Line equation through point, parallel to plane and intersecting line
Write the equations of the line that passes through point $P(1,-2,-1)$, is parallel with the plane $x+3y-z=0$ and intersects line $(x,y,z)=(1+t,2-t,3+2t)$ I cant come about to solve it.
Any help appreciated!!
If the helping guide in my comment was not sufficient, I have turned it into a solution, which should give you some insight in how to cope with these questions.

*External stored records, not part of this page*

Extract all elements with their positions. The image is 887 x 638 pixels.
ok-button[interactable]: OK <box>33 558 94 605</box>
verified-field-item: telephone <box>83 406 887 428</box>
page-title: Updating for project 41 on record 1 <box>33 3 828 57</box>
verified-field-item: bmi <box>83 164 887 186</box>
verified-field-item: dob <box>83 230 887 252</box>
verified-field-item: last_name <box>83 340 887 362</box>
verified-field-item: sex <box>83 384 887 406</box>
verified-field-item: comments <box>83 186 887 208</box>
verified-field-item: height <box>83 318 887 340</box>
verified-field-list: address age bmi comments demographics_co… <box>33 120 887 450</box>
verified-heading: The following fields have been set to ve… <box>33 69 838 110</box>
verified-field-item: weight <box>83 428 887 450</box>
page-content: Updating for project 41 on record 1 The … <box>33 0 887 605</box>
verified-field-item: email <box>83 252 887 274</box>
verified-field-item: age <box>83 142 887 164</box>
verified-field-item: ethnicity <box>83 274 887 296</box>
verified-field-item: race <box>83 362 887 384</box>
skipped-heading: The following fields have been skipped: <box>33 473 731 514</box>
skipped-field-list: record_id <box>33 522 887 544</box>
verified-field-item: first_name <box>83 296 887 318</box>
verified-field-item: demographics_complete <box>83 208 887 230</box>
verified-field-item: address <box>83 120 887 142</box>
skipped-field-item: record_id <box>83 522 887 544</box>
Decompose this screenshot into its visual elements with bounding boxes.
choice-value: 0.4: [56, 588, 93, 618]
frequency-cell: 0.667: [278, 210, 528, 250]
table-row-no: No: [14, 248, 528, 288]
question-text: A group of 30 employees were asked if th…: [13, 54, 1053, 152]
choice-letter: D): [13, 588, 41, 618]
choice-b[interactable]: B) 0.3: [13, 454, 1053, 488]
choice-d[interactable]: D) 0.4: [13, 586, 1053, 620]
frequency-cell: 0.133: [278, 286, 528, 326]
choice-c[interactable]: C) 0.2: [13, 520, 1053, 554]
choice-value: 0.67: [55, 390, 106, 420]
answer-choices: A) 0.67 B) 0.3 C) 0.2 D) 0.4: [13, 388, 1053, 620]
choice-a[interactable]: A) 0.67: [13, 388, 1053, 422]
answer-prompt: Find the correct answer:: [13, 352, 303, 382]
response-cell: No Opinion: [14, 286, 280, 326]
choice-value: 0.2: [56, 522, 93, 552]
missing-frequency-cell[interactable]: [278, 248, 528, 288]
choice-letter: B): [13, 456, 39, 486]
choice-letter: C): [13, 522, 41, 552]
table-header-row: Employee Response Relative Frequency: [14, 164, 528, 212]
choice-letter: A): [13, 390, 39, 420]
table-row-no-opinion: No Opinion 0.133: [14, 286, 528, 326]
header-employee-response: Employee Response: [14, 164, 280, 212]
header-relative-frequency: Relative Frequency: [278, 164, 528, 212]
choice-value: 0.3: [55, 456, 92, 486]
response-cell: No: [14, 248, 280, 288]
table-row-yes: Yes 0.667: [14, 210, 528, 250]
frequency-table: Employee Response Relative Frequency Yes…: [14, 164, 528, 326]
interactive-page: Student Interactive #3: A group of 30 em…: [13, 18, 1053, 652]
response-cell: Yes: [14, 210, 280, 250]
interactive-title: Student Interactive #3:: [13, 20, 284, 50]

The plane $\alpha$ parallel to the plane determined by the points satisfying $x + 3y - z = 0$ and containing the point $P$ is given by
$$\alpha \leftrightarrow (x - 1) + 3 (y +2) - (z +1) = 0.$$
Let us now rewrite the equation of the given line. Since a line is $1$ dimensional, the points on the line will be the solution of a system containing two linearly independent equations. We have that \begin{equation} \begin{cases} x = 1+t\\ y = 2 -t\\ z = 3 + 2t \end{cases} \end{equation} and adding the first two equations gives us $x + y = 3$, whereas adding two times the second equation to the third equation gives $2y + z = 7$. Therefore the line $l$ is given by \begin{equation} l \leftrightarrow \begin{cases} x + y = 3\\ 2y + z = 7 \end{cases} \end{equation} so if we want to find the intersection of $\alpha$ with $l$, we need to solve the following system of equations: \begin{equation} \begin{cases} x + 3y - z = -4\\ x + y = 3\\ 2y + z = 7 \end{cases} \end{equation} (do you see where the first equation comes from?). This can be done by writing this as an augmented matrix and row reducing it (I'll leave this to you). You should find that the solution is $Q = (3,0,7)$. Hence the line we are looking for is the line passing through $P$ and $Q$. The direction of this line is the vector $\vec{PQ}$, which is given by $Q - P = (2,2,8)$. So your line has parameter equation $P + t(2,2,8) = (1 + 2t, -2 + 2t, -1 + 8t)$, for $t \in \mathbb{R}$, which you can rewrite as you wish.